In another study focusing on the relationship between the hippocampus and depression, it was suggested that subjects who suffered from major depression had smaller hippocampal volumes than subjects who did not suffer from depression. Also, the size of the hippocampus correlated with the length of depression. Although researchers have not been able to conclude that depression is caused by shrinkage of the hippocampus, or vice-versa, the association between this part of the brain and depression is clear.

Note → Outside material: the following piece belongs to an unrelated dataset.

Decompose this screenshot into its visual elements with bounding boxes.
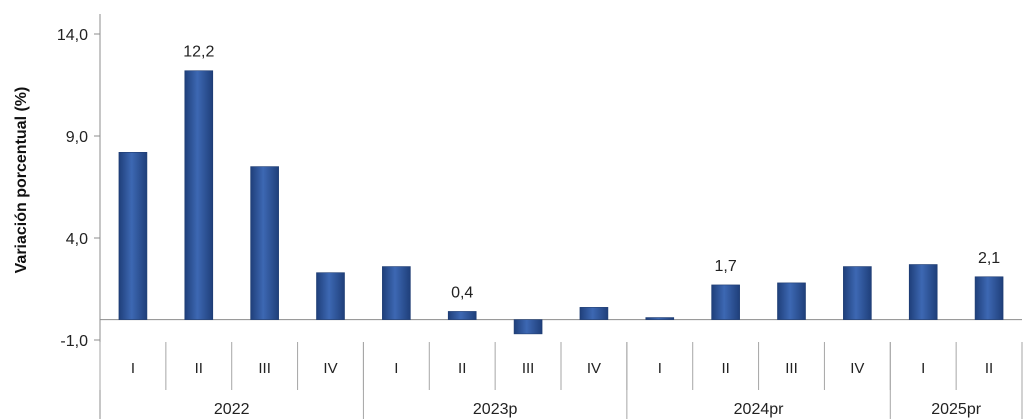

In the Stanford study, adult male squirrel monkeys were randomly assigned to two living conditions. In the first condition, six monkeys were housed with a familiar monkey for the duration of the 18-month study. In the second condition, six monkeys were secluded for three weeks and then housed with an unfamiliar monkey for nine weeks: this process was repeated for the duration of the study. At the end of the study, cell regeneration was compared between the two groups. Monkeys placed alone and then with new housing partners had a significant increase in brain cell regeneration compared to monkeys with consistent housing partners.

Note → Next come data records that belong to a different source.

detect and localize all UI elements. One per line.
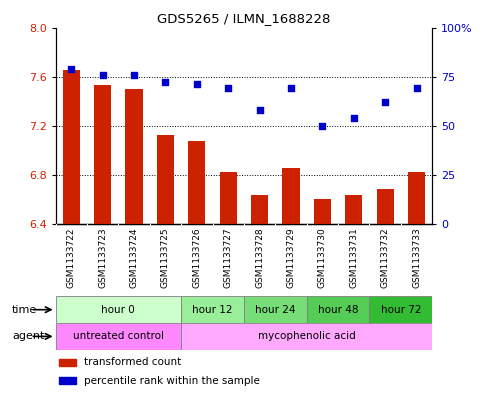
Bar	[220, 172, 237, 224]
Point	[412, 85, 420, 92]
Bar	[94, 85, 111, 224]
Text: GSM1133728: GSM1133728	[255, 227, 264, 288]
Text: GSM1133724: GSM1133724	[129, 227, 139, 288]
Text: GSM1133723: GSM1133723	[98, 227, 107, 288]
Bar	[56, 323, 181, 350]
Text: GSM1133722: GSM1133722	[67, 227, 76, 288]
Text: GSM1133727: GSM1133727	[224, 227, 233, 288]
Point	[287, 85, 295, 92]
Point	[256, 107, 264, 113]
Bar	[56, 296, 181, 323]
Bar	[369, 296, 432, 323]
Point	[350, 115, 357, 121]
Point	[193, 81, 201, 88]
Text: agent: agent	[12, 331, 44, 342]
Text: GSM1133726: GSM1133726	[192, 227, 201, 288]
Bar	[283, 169, 299, 224]
Text: percentile rank within the sample: percentile rank within the sample	[84, 376, 260, 386]
Bar	[188, 141, 205, 224]
Text: hour 48: hour 48	[318, 305, 358, 315]
Point	[161, 79, 170, 86]
Title: GDS5265 / ILMN_1688228: GDS5265 / ILMN_1688228	[157, 12, 330, 25]
Text: time: time	[12, 305, 37, 315]
Text: GSM1133733: GSM1133733	[412, 227, 421, 288]
Bar	[63, 70, 80, 224]
Text: hour 24: hour 24	[255, 305, 296, 315]
Bar	[181, 323, 432, 350]
Bar	[314, 199, 331, 224]
Bar	[59, 378, 76, 384]
Text: GSM1133725: GSM1133725	[161, 227, 170, 288]
Bar	[59, 359, 76, 365]
Bar	[157, 135, 174, 224]
Text: GSM1133732: GSM1133732	[381, 227, 390, 288]
Bar	[181, 296, 244, 323]
Point	[68, 66, 75, 72]
Bar	[345, 195, 362, 224]
Bar	[251, 195, 268, 224]
Point	[224, 85, 232, 92]
Text: GSM1133731: GSM1133731	[349, 227, 358, 288]
Text: GSM1133729: GSM1133729	[286, 227, 296, 288]
Point	[99, 72, 107, 78]
Bar	[126, 89, 142, 224]
Text: hour 12: hour 12	[192, 305, 233, 315]
Text: untreated control: untreated control	[73, 331, 164, 342]
Text: hour 72: hour 72	[381, 305, 421, 315]
Point	[130, 72, 138, 78]
Text: mycophenolic acid: mycophenolic acid	[258, 331, 355, 342]
Bar	[244, 296, 307, 323]
Text: transformed count: transformed count	[84, 357, 181, 367]
Text: hour 0: hour 0	[101, 305, 135, 315]
Point	[319, 123, 327, 129]
Bar	[377, 189, 394, 224]
Point	[382, 99, 389, 105]
Bar	[408, 172, 425, 224]
Bar	[307, 296, 369, 323]
Text: GSM1133730: GSM1133730	[318, 227, 327, 288]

The results of this study suggest that coping with stress improves brain functioning. Although this study does not include human subjects, the findings could prove to be beneficial in the study and treatment of human depression. However, further research on hippocampal volume and depression regulation is needed.
Stress isn’t alone in helping fight depression, there may be benefits to being a worry wart too, “Worrying helps you process problems in a healthy way, because you can focus on the task, develop a plan, and most importantly weed out the negative emotions that can complicate clearer thinking.”